Come tutto è cominciato

Partiamo dall’inizio, come è giusto che sia: il Black Friday ha origine negli Stati Uniti e si svolge il venerdì successivo al Giorno del ringraziamento. Fu ideato dai grandi magazzini Macy’s nel 1924 per dare ufficialmente il via allo shopping natalizio, una volta superato il Thanksgiving day.

Black friday: insegna led sconti sulle grandi marche

Le ipotesi sul significato di “Black Friday” spaziano molto. C’è chi lo associa al traffico e ai disagi creati dalle centinaia di migliaia di persone in coda per assicurarsi i prodotti scontati. Altri lo attribuiscono al venerdì nero delle aziende, i cui dipendenti si davano malati per poter approfittare degli sconti. Ma la più probabile ha a che fare con i libri contabili dei negozi, che da quel giorno dell’anno cominciavano a registrare costantemente il segno + e così a “colorarsi” di nero (con il nero si segnavano i guadagni, al contrario del rosso che identificava le perdite).

Viva il Black Friday

E sì, lo so che siete già pront* con il telefono in mano per acquistare tutto ciò che di più accattivante il web vi possa offrire. Vestiti, borse, scarpe, cellulari e oggetti che normalmente non degneremmo di uno sguardo, ora ci sembrano irrinunciabili. E tutto grazie allo sconto del 50% che li ha rivestiti di rinnovata bellezza.

È quello che gli esperti descrivono come FOMO, ovvero “Fear Of Missing Out” (qui trovi l’articolo di unobravo.com per approfondire) un problema che si è fatto sempre più evidente con l’avvento di Internet.
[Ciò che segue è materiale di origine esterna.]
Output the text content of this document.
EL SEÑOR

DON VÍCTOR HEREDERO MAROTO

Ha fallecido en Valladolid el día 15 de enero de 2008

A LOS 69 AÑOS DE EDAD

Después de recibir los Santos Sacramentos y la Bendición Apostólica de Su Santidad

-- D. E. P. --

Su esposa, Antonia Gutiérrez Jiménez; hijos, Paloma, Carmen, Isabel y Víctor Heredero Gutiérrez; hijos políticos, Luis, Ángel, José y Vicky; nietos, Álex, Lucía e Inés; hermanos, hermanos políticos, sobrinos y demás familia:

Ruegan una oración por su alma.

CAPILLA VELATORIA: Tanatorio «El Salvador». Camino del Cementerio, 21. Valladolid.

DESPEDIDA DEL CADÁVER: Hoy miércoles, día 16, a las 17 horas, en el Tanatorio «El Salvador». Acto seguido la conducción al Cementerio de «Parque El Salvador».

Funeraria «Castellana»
Semplificando, è il timore inconscio di rimanere esclusi da eventi a cui tutti partecipano, di non poter approfittarne così come fanno tutti gli altri.
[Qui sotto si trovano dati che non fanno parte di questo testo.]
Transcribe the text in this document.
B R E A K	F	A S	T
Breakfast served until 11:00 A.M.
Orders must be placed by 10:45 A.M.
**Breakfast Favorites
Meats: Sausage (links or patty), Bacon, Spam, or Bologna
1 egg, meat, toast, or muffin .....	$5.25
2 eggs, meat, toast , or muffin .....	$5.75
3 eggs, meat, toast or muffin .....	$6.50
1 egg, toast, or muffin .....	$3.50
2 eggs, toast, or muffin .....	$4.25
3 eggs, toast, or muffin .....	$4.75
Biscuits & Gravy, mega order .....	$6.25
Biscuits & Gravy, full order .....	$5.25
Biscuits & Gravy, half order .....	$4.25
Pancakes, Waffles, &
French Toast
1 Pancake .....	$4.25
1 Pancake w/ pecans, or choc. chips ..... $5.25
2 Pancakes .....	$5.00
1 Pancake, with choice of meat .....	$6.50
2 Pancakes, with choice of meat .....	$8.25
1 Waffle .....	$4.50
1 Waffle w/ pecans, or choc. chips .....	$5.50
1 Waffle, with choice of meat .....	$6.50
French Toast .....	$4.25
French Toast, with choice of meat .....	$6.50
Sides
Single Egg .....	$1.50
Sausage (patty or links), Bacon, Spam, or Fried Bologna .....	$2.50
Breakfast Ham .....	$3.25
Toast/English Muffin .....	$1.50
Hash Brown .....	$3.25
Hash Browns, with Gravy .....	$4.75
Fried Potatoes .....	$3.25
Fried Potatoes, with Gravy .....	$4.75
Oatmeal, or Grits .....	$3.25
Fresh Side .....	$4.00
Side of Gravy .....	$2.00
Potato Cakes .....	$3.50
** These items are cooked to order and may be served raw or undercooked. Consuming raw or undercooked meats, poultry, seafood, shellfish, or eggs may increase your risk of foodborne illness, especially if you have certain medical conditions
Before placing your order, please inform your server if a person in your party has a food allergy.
Ragazza al computer (aquisti per il black friday)

Ma dietro lo smartphone di ultima generazione, dietro i vestiti e le scarpe di tendenza che lo sconto del 50% ha reso indispensabili alla sopravvivenza, ci sono costi sociali e ambientali sempre più insostenibili.

Danni su danni su danni

Alla base di tutto ciò che compriamo, che sia un prodotto tecnologico, uno di fast fashion oppure un giocattolo, c’è un’intera filiera. Una filiera che include l’estrazione o la produzione del materiale in cui l’oggetto è realizzato, la sua successiva lavorazione, il suo confezionamento e il trasporto.

Una richiesta così grande di oggetti nuovi non può che determinare uno sfruttamento più intenso di materie prime. Materie che andrebbero invece impiegate in modo più parsimonioso perché sono inesorabilmente destinate ad esaurirsi.
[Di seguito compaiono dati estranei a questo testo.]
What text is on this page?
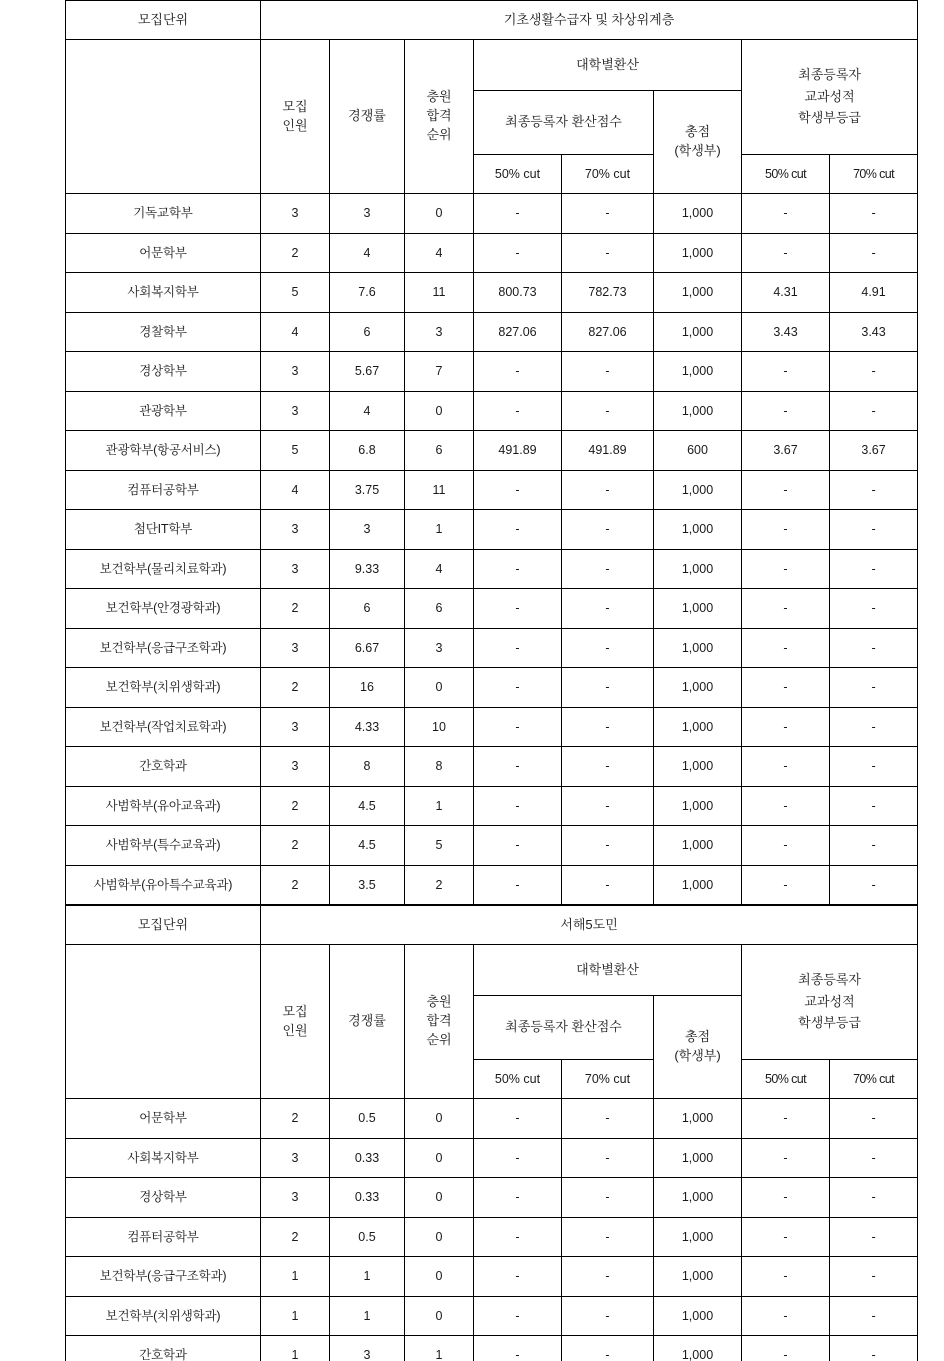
모집단위	기초생활수급자 및 차상위계층							

	모집
인원	경쟁률	충원
합격
순위	대학별환산			최종등록자
교과성적
학생부등급	

				최종등록자 환산점수		총점
(학생부)		

				50% cut	70% cut		50% cut	70% cut
기독교학부	3	3	0	-	-	1,000	-	-
어문학부	2	4	4	-	-	1,000	-	-
사회복지학부	5	7.6	11	800.73	782.73	1,000	4.31	4.91
경찰학부	4	6	3	827.06	827.06	1,000	3.43	3.43
경상학부	3	5.67	7	-	-	1,000	-	-
관광학부	3	4	0	-	-	1,000	-	-
관광학부(항공서비스)	5	6.8	6	491.89	491.89	600	3.67	3.67
컴퓨터공학부	4	3.75	11	-	-	1,000	-	-
첨단IT학부	3	3	1	-	-	1,000	-	-
보건학부(물리치료학과)	3	9.33	4	-	-	1,000	-	-
보건학부(안경광학과)	2	6	6	-	-	1,000	-	-
보건학부(응급구조학과)	3	6.67	3	-	-	1,000	-	-
보건학부(치위생학과)	2	16	0	-	-	1,000	-	-
보건학부(작업치료학과)	3	4.33	10	-	-	1,000	-	-
간호학과	3	8	8	-	-	1,000	-	-
사범학부(유아교육과)	2	4.5	1	-	-	1,000	-	-
사범학부(특수교육과)	2	4.5	5	-	-	1,000	-	-
사범학부(유아특수교육과)	2	3.5	2	-	-	1,000	-	-
모집단위	서해5도민							

	모집
인원	경쟁률	충원
합격
순위	대학별환산			최종등록자
교과성적
학생부등급	

				최종등록자 환산점수		총점
(학생부)		

				50% cut	70% cut		50% cut	70% cut
어문학부	2	0.5	0	-	-	1,000	-	-
사회복지학부	3	0.33	0	-	-	1,000	-	-
경상학부	3	0.33	0	-	-	1,000	-	-
컴퓨터공학부	2	0.5	0	-	-	1,000	-	-
보건학부(응급구조학과)	1	1	0	-	-	1,000	-	-
보건학부(치위생학과)	1	1	0	-	-	1,000	-	-
간호학과	1	3	1	-	-	1,000	-	-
E acquistare online ha un peso ancora più alto sull’inquinamento da trasporto. Il prodotto comprato deve infatti essere consegnato al cliente, spesso passando da una parte all’altra del Paese – o addirittura arrivando dall’estero – rimbalzato da un magazzino all’altro.

I numeri neri del Black Friday

Uno studio condotto nel 2020 nel Regno Unito riporta dei dati davvero allarmanti. Solo in Gran Bretagna, le emissioni da trasporto per le consegne del Black Friday equivalgono a 435 voli andata e ritorno dall’Europa a New York. Si tratta di ben 429.000 tonnellate di CO2 che vengono rilasciate in atmosfera in pochissimi giorni. E ogni anno le vendite durante il “venerdì nero dello shopping” crescono di circa il 14%, con tutto quello che ne consegue in termini ambientali.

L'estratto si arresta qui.